Google Drive has become a big competitor Microsoft Office 365 for both cloud storage and office software. One of the reasons for its popularity is that you can learn the basics very quickly.
While the basics can be easy to learn, many of the best features go unnoticed. In fact, there are dozens of features hidden in the Spreadsheets, Documents, and Google Drive menus themselves.
Whether you want to improve your productivity, learn how to search for files faster, or want tips for managing your cloud backups, Google Drive will be more powerful with some advanced Google Drive tips. .
Use advanced search tools
One of the most important issues you have when using Google Drive more often is finding files again. Fortunately, Google Drive has some advanced search features that you can use to locate files.
Click on search bar and click More search tools. You now have an extensive list of tools available to refine your search. For example, you can choose a file type, which includes everything from Photos and Slideshows to .zip files and folders. You can also search for owners, useful for finding shared content.
This is just the beginning. You can also filter the results for the last time the files were modified and also filter them by text that is inside the file itself. For example, if you wrote an article about a specific recipe, but only remember one ingredient you wrote in the article, you can find the recipe just by writing the ingredient itself.
Access your history and restore backups to Google Docs and Spreadsheets
Google Docs and Google Spreadsheets will be automatically saved as you continue working on your document. However, many people do not know that you can click All changes have been saved to Drive text to view and restore previous revisions.
Google Drive will automatically record all changes from the beginning of time, as long as you created the file for the first time in Google Drive. And with just one button you can restore previous versions.
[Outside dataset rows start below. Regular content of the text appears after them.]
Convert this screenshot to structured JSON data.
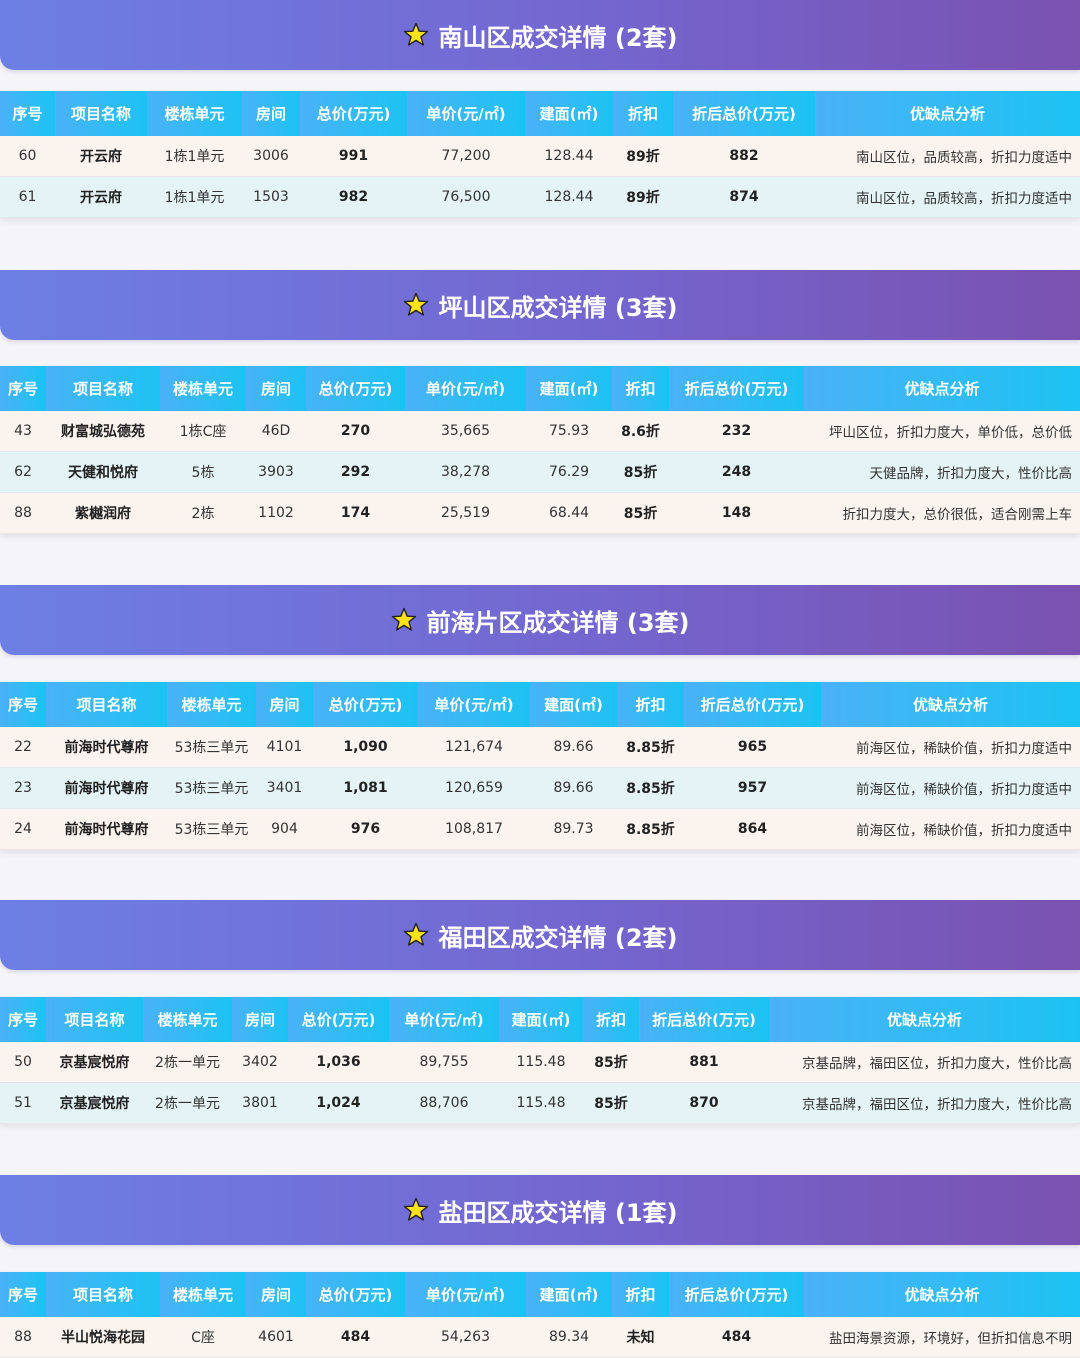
{
  "headers": [
    "序号",
    "项目名称",
    "楼栋单元",
    "房间",
    "总价(万元)",
    "单价(元/㎡)",
    "建面(㎡)",
    "折扣",
    "折后总价(万元)",
    "优缺点分析"
  ],
  "icons": {
    "banner": "star-icon"
  },
  "colors": {
    "banner_start": "#6d7fe4",
    "banner_end": "#7a52b0",
    "header_start": "#4ab2f6",
    "header_end": "#1cc3f2",
    "row_odd": "#fbf4ee",
    "row_even": "#e4f3f5"
  },
  "sections": [
    {
      "title": "南山区成交详情 (2套)",
      "rows": [
        [
          "60",
          "开云府",
          "1栋1单元",
          "3006",
          "991",
          "77,200",
          "128.44",
          "89折",
          "882",
          "南山区位，品质较高，折扣力度适中"
        ],
        [
          "61",
          "开云府",
          "1栋1单元",
          "1503",
          "982",
          "76,500",
          "128.44",
          "89折",
          "874",
          "南山区位，品质较高，折扣力度适中"
        ]
      ]
    },
    {
      "title": "坪山区成交详情 (3套)",
      "rows": [
        [
          "43",
          "财富城弘德苑",
          "1栋C座",
          "46D",
          "270",
          "35,665",
          "75.93",
          "8.6折",
          "232",
          "坪山区位，折扣力度大，单价低，总价低"
        ],
        [
          "62",
          "天健和悦府",
          "5栋",
          "3903",
          "292",
          "38,278",
          "76.29",
          "85折",
          "248",
          "天健品牌，折扣力度大，性价比高"
        ],
        [
          "88",
          "紫樾润府",
          "2栋",
          "1102",
          "174",
          "25,519",
          "68.44",
          "85折",
          "148",
          "折扣力度大，总价很低，适合刚需上车"
        ]
      ]
    },
    {
      "title": "前海片区成交详情 (3套)",
      "rows": [
        [
          "22",
          "前海时代尊府",
          "53栋三单元",
          "4101",
          "1,090",
          "121,674",
          "89.66",
          "8.85折",
          "965",
          "前海区位，稀缺价值，折扣力度适中"
        ],
        [
          "23",
          "前海时代尊府",
          "53栋三单元",
          "3401",
          "1,081",
          "120,659",
          "89.66",
          "8.85折",
          "957",
          "前海区位，稀缺价值，折扣力度适中"
        ],
        [
          "24",
          "前海时代尊府",
          "53栋三单元",
          "904",
          "976",
          "108,817",
          "89.73",
          "8.85折",
          "864",
          "前海区位，稀缺价值，折扣力度适中"
        ]
      ]
    },
    {
      "title": "福田区成交详情 (2套)",
      "rows": [
        [
          "50",
          "京基宸悦府",
          "2栋一单元",
          "3402",
          "1,036",
          "89,755",
          "115.48",
          "85折",
          "881",
          "京基品牌，福田区位，折扣力度大，性价比高"
        ],
        [
          "51",
          "京基宸悦府",
          "2栋一单元",
          "3801",
          "1,024",
          "88,706",
          "115.48",
          "85折",
          "870",
          "京基品牌，福田区位，折扣力度大，性价比高"
        ]
      ]
    },
    {
      "title": "盐田区成交详情 (1套)",
      "rows": [
        [
          "88",
          "半山悦海花园",
          "C座",
          "4601",
          "484",
          "54,263",
          "89.34",
          "未知",
          "484",
          "盐田海景资源，环境好，但折扣信息不明"
        ]
      ]
    }
  ]
}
You can also scroll through the previous revisions and click on each to highlight any changes.
This can be useful for when you undo the old text you need again in the future or if you need to check for any information that has not been modified before. You can also click on any previous revisions and rename them to make them easier to find and manage in the future.
Restrict permissions to certain cells in Google Spreadsheets
It’s easy to share Google Spreadsheets and Documents files to help others. Just click File> Share> Get a shareable link. However, as soon as you set the permissions so that anyone with this link can edit your document, you can make changes to anything by default.
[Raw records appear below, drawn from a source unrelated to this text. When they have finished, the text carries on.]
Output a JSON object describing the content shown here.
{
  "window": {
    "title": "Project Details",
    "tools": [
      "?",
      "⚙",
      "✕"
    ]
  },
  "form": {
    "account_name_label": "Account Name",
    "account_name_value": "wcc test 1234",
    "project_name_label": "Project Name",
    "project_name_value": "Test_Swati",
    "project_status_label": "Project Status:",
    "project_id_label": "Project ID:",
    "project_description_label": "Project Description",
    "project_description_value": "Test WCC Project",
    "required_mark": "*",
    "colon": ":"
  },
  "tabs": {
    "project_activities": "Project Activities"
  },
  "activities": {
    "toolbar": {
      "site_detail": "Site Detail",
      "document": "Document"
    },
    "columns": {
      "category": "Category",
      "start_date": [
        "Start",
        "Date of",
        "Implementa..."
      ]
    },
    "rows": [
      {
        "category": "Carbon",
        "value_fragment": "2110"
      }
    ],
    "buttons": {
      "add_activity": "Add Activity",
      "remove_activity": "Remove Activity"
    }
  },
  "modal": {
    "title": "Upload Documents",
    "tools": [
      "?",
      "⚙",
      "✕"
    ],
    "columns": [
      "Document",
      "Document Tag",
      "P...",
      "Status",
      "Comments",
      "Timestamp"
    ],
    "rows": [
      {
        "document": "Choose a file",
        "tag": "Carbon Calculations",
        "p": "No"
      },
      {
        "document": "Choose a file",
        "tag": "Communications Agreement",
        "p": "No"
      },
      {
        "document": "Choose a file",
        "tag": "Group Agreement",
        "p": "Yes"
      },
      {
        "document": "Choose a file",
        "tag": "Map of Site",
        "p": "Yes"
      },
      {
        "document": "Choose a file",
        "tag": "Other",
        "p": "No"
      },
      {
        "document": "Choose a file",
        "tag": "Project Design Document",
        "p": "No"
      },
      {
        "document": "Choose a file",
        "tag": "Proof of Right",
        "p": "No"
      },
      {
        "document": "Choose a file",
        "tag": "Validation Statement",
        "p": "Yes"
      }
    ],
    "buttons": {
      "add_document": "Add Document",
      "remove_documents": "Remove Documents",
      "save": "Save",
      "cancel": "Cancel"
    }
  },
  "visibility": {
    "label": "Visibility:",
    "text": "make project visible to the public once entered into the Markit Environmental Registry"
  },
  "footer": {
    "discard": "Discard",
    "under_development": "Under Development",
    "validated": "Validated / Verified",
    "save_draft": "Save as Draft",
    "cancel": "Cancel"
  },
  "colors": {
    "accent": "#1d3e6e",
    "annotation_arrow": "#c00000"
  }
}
In Google Spreadsheets and hopefully in Google Docs in the future, you can manually block certain sections so that no one but the original owner can edit them. This can be very beneficial when you are working on a document with a large group, but you need certain intervals protected against accidental deletion.
To get started, right-click the area you want to protect, right-click, and then click Protect the range. From here, a new dashboard will open on the right side of the screen. Give a description to the range so you can understand what it is below and click Set permissions.
You can now set the range for the owner to edit, useful for fixed columns and rows. Or you can set permissions for specific people by email, useful if you want to block certain pages or rows for different tasks.
Create new content quickly with quick links
if you want to quickly create a document without visiting Google Drive and going through the user interface, you can save time by typing the following address in the address bar of your browser. Make sure you’re signed in to the appropriate Google Account before doing so.
- Doc.new – New Google Docs project
- Sheets.new – New Google Spreadsheets project
- Presentation.new – New Google presentation
- Sites.new – New Google Sites project
After using these links only once, they will reappear as suggestions when you type them in your browser’s address bar. Therefore, creating a new document can be as easy as writing D in the browser address bar.
Remember that if you want to organize your files a little better, you’ll need to move the document to a folder later.
Convert Word to PDF or PDF to Word
Once you’re done with a Google Docs document, you can easily convert it to a PDF. Just click File> Download> PDF. There are also many options here for other file formats, including plain text (.txt), an EPUB publication (.epub), and a Microsoft Word file (.docx).
You can also do this in reverse by uploading a .PDF file to your drive and then clicking on it to open the preview and click Open with Google Docs. The result you get in Google Docs will depend on how the .PDF file was created, but sometimes you can edit the text of the PDF and also edit other elements.
Sometimes the import may appear as a blank page. This usually happens if an image has been converted to a PDF. Once you’ve finished editing, just click File and choose an appropriate file type.
Create drawings or diagrams easily
It’s probably best to use a third-party tool if you need detailed graphics, but if you need to be fast, click Insert can be a quick way to create a drawing.
You are provided with the tools to draw, create basic shapes, add text, and import other images as well. There are even tools to change the position and size of shapes and align shapes to get symmetry. Once you’ve done that, you can click save and close and will be imported into your document. This feature is available throughout the Google Drive app suite.